The forest is a spiritual temple in Brazil, just as Mauna Kea is a temple in Hawai’i. We are all concerned for the survival of Planet Earth because of decisions being made by people who don’t know how to suffer authentically or sing the songs of the forest.

When Chief Ajareaty was preparing for a festive party one afternoon recently, it brought questions about the appropriateness of a party in these dangerous times. She rallied the women of her village to gather in a line, holding hands, and taught them a song that had been passed on for generations.

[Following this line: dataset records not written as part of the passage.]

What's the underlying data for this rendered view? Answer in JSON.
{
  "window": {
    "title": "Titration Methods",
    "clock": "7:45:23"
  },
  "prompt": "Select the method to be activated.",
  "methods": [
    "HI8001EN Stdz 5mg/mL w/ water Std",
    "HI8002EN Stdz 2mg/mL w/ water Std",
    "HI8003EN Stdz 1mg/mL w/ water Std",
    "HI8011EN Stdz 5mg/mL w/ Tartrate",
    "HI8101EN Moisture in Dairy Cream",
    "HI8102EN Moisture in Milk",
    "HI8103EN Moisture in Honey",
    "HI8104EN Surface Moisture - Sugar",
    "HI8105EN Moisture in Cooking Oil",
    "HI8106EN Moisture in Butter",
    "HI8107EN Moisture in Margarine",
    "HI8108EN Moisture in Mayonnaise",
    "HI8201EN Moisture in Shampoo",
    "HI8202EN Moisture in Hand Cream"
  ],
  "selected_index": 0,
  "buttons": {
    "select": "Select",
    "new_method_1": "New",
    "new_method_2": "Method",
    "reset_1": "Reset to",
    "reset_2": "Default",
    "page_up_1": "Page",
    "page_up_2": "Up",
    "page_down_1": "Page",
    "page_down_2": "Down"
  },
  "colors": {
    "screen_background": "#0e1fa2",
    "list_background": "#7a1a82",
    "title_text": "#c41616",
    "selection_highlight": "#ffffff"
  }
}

“We are singing for the butterfly,” she said. She said it was an essential activity, as important as challenging the government and protecting her children. According to Waiapi legend, butterflies are constantly flying around tying invisible strings that hold the planet in place. If we don’t take care of the butterflies and their home, she says, they will not be happy and will stop working, causing the earth to fall.

So let’s hum for the Brazilian butterflies and sing for the bees, the birds, the plants, the lakes, clouds, and rocks. Let’s dance for the invisible web of life and our love for all life. We are citizens of the cosmos and guardians of Mother Earth.

We are all the voices of the forest. Sing often and sing with a pure heart!